While it is true that blue state citizens can theoretically rein in their educators via their district school boards, PTAs, and town officials, the fact that many, if not most, community leaders have their own kids in local schools is usually enough to keep them from governing as responsibly as they should. Whether these leaders are deliberately currying favor with their children’s teachers or are simply muffling any disapproval for fear of the classroom consequences, the practical effect is the same: public educators exercise a disproportionately strong political influence. It is not a coincidence that the recent protests over woke schooling have come, not from school board members or any other local officials, but from average parents who could no longer stomach the callous shaming and indoctrination of their own sons and daughters.

And while blue staters always have the option to vote for legislative candidates who promise to restore some kind fiscal sanity, the chances of any would-be state senator or assembly member seriously going up against the interests of a well-funded teachers union are slim-to-none. Blue state Republicans are often called “Rhinos” – Republicans in name only – for a reason: the only way they think they can win is by tacitly accommodating state educators and their public worker allies.

The reality is that any red state resident wanting to avoid a blue state fiscal fate is only wasting his or her time by talking down newcomers. (The second most common sentiment in article comment sections is not “I’ve just moved to Florida where I have to put up with these knuckle-dragging boobs,” but “I fled Chicago five years ago and only wish I’d moved sooner.”) The real challenge is to implement market-oriented education reforms before the local public-school monopoly becomes as costly and as invulnerable as its blue state cousins.

The good news, as indicated by an interactive map from the American Federation for Children, is that many red states have already taken the lead in experimenting with a variety of alternative schooling options, including charter schools, online charter and independent schools, voucher programs, and tax credits for people and companies who donate to K-12 private school scholarship programs. Eight of the nine states which have established education savings account programs (ESAs), enabling parents to spend the tax dollars allocated for their child’s schooling pretty much as they wish, all lean red, according to the political website FiveThirtyEight. And the ninth, New Hampshire, is equally balanced between red and blue.

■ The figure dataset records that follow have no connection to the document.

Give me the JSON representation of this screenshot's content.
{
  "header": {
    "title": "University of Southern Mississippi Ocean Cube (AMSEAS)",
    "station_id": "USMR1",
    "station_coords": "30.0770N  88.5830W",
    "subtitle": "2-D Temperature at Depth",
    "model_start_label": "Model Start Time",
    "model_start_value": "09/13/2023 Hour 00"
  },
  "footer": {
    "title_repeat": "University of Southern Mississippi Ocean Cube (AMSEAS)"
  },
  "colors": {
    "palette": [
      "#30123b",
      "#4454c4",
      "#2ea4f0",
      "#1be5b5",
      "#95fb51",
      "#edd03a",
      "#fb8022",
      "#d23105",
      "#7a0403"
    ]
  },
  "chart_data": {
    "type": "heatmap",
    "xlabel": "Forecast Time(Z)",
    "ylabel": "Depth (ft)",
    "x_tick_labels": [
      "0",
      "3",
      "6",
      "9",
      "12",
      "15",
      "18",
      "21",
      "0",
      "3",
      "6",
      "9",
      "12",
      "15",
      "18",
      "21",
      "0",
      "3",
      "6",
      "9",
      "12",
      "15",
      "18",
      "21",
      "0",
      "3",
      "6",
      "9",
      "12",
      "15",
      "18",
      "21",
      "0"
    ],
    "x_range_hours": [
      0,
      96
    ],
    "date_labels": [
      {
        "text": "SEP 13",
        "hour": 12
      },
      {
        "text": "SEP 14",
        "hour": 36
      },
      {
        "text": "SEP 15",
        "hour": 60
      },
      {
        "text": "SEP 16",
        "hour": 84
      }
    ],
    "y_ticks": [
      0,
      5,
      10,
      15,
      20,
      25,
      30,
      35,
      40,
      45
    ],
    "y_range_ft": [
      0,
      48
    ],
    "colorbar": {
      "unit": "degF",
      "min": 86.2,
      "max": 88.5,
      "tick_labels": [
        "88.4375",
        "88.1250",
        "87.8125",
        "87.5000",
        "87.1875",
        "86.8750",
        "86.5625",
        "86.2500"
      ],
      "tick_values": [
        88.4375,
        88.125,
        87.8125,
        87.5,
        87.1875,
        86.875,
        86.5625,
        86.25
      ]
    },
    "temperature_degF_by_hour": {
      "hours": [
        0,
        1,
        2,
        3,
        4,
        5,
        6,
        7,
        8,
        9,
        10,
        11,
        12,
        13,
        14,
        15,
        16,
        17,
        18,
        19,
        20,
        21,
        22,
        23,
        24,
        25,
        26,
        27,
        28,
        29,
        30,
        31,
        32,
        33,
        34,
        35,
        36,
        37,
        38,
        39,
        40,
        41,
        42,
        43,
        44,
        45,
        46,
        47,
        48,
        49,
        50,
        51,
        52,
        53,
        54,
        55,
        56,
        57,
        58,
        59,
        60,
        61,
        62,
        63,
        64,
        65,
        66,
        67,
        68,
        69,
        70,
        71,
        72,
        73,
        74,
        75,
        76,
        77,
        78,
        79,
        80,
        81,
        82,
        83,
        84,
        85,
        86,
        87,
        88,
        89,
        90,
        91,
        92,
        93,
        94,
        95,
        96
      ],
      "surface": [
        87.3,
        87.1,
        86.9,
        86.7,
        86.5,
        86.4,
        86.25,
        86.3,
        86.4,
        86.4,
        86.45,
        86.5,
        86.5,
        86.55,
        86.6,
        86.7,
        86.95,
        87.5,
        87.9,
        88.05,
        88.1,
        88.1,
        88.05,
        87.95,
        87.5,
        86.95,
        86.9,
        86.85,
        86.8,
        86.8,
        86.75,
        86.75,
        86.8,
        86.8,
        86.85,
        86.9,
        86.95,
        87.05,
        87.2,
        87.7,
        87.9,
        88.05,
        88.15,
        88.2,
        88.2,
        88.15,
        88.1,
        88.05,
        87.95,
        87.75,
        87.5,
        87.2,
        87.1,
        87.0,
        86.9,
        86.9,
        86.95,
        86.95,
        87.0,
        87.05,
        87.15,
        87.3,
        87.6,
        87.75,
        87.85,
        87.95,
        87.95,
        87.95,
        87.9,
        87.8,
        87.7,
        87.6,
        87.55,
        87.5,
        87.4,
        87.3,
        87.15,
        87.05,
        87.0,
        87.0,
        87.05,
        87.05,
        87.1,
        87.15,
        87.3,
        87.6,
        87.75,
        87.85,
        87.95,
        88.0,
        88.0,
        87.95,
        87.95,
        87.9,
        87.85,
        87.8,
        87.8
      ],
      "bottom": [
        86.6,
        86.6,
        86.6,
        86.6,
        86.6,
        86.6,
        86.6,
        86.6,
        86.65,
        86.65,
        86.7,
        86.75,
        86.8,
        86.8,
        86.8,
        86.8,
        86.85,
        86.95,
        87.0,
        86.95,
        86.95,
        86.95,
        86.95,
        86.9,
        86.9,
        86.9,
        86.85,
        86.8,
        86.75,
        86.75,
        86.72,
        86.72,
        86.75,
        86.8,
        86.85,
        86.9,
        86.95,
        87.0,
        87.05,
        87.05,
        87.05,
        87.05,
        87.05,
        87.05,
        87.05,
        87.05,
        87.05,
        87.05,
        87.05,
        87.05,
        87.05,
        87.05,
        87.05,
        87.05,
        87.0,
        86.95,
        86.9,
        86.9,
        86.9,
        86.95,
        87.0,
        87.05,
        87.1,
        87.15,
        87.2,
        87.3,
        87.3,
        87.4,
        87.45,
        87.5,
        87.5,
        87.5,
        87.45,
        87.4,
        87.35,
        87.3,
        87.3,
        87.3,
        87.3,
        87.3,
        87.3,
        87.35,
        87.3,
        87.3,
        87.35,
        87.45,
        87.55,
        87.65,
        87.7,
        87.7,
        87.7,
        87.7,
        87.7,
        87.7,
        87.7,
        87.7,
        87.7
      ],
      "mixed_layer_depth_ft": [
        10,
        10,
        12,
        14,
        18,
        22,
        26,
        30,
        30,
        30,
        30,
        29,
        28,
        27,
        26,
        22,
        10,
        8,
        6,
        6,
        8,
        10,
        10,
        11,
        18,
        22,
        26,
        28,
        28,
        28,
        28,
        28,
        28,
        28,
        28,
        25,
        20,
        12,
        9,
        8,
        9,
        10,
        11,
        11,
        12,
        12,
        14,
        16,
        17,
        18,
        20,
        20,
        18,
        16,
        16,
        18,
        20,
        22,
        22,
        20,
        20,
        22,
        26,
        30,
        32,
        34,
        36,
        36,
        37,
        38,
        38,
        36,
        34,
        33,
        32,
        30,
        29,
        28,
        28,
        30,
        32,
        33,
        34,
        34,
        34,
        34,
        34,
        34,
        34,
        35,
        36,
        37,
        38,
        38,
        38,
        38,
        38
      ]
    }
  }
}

Yet there is still much more to be done. Texans, for example, could spend a little less time bragging about their tax advantages relative to California and a little more time pushing beyond the state’s modest charter legislation to create enough schooling options to preserve those tax advantages well into the future.

It has long been known that market-based education reforms boost overall academic achievement in the districts where they are tried, even at traditional public schools which benefit from the competition. What also needs to be understood is that such reforms are the key to taming the undemocratic forces behind wasteful state spending.